See Agents → Overview for the human-vs-agent distinction and capability flags.
Roles
Each member holds one role: admin > member > viewer.
| Role | Can |
|---|---|
viewer | read the board; watch cards; triage their own inbox |
member | everything a viewer can, plus create/edit/move/comment on cards |
admin | everything a member can, plus manage lists, labels, fields, members, webhooks, integrations, automations, and the board key |
The server refuses to remove or demote the last admin of a board (it would become unmanageable) — that returns a 400.
Managing members
Members are managed over REST (there is no MCP tool for membership — it is an administrative surface). Listing requires read access; mutations require board admin (and, for API tokens, the members:write scope).
- Add a member: invite a human by
email, or add a known actor (e.g. an agent) byactorId. Re-adding updates the role (upsert). - Change a member's role.
- Remove a member.
Each change appends a member.added / member.role_changed / member.removedactivity, so membership changes fan out over WebSocket and webhooks like any other mutation.

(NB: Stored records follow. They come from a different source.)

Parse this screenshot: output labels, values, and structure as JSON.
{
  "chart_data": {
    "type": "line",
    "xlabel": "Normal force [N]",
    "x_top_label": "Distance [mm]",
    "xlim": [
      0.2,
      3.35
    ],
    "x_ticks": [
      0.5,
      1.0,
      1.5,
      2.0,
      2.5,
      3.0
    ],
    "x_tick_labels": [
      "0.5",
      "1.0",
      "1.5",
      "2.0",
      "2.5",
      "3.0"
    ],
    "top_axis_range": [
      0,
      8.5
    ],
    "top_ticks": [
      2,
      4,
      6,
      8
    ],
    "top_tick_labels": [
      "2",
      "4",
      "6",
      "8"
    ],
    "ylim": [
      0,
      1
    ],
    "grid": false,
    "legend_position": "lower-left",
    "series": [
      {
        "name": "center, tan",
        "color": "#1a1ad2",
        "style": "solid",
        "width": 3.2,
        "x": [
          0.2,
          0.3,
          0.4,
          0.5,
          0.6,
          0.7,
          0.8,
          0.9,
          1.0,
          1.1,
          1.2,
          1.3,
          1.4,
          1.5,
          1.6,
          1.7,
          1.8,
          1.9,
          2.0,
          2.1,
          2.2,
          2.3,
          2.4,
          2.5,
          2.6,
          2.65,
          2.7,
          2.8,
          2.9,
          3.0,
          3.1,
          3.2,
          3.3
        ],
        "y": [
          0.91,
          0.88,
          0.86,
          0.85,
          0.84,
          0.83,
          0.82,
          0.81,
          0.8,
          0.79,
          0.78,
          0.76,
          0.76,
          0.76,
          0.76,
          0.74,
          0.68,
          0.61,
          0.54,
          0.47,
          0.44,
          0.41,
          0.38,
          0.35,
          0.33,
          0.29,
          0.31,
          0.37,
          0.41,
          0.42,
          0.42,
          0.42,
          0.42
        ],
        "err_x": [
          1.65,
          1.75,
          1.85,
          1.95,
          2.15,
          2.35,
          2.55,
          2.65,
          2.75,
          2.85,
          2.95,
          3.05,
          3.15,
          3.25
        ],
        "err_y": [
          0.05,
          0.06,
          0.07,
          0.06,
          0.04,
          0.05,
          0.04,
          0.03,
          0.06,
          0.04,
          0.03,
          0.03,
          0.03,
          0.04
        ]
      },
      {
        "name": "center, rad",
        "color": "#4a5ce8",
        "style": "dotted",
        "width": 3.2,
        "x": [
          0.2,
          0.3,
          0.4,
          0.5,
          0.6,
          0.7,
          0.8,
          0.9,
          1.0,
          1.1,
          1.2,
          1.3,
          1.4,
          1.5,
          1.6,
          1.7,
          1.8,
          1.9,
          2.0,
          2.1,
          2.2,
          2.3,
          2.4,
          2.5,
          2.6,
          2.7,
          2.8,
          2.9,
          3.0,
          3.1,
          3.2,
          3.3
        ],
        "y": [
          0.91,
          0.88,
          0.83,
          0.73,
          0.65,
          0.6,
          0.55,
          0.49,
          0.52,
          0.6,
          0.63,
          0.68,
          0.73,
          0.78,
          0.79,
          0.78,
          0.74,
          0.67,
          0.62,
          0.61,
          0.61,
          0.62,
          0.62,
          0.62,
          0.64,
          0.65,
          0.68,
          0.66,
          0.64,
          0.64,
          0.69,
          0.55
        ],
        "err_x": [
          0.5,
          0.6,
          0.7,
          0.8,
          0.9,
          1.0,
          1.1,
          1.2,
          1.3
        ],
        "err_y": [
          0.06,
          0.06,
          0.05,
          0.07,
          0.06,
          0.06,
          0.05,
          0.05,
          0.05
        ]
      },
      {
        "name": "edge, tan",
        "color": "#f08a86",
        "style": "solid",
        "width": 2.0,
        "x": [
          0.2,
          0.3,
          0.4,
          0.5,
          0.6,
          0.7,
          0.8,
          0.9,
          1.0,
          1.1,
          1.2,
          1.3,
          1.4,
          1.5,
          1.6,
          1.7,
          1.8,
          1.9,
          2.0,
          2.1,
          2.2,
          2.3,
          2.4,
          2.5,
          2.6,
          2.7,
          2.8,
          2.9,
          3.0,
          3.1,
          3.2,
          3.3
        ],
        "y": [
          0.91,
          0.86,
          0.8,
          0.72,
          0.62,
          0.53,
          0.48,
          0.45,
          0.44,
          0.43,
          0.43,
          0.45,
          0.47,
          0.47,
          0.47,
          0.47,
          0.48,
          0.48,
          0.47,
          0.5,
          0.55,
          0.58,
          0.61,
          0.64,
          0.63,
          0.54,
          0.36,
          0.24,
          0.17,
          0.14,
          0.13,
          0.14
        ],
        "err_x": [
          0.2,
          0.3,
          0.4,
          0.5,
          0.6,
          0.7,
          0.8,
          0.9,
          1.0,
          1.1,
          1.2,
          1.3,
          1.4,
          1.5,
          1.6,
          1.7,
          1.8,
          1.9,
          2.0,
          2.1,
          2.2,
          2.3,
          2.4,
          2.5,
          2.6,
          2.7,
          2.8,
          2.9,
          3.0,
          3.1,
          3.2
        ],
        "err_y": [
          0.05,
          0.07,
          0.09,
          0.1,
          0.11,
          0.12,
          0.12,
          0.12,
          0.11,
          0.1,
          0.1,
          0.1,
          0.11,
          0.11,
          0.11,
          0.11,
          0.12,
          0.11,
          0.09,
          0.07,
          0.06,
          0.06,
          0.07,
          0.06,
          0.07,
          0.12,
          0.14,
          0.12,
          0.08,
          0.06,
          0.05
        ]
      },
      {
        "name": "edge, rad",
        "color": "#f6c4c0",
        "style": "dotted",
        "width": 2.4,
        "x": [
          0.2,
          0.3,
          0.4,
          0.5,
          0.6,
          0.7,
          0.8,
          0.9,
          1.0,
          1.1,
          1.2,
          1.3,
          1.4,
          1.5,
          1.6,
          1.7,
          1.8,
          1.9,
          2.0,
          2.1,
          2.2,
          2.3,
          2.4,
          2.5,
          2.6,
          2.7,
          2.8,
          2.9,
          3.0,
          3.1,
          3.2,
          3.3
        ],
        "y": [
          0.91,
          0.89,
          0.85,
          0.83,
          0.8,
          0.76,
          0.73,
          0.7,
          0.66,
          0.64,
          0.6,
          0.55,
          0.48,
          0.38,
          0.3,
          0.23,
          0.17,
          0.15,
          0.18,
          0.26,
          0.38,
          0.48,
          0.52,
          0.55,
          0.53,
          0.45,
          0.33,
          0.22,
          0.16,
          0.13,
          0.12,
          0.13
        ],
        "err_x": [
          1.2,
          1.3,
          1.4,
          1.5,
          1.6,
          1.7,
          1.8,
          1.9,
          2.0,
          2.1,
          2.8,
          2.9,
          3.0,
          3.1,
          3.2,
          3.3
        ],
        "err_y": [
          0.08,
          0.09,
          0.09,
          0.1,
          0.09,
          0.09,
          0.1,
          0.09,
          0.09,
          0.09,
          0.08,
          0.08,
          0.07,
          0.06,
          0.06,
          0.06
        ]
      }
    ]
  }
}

See the OpenAPI reference for the exact /api/boards/:id/members endpoints, or the agent-facing walkthrough in Agents → REST.
Comments & @mentions
Any member with write access can comment on a card. Writing @handle of a board member in a comment body or a card description mentions them: it appends a comment.mentioned / card.mentioned activity carrying the mentioned actor ids, and routes a notification to their inbox. Mentioning a mentionable agent can additionally open a work session — the natural way to hand an agent a task by name. Mentions of non-members are silently ignored.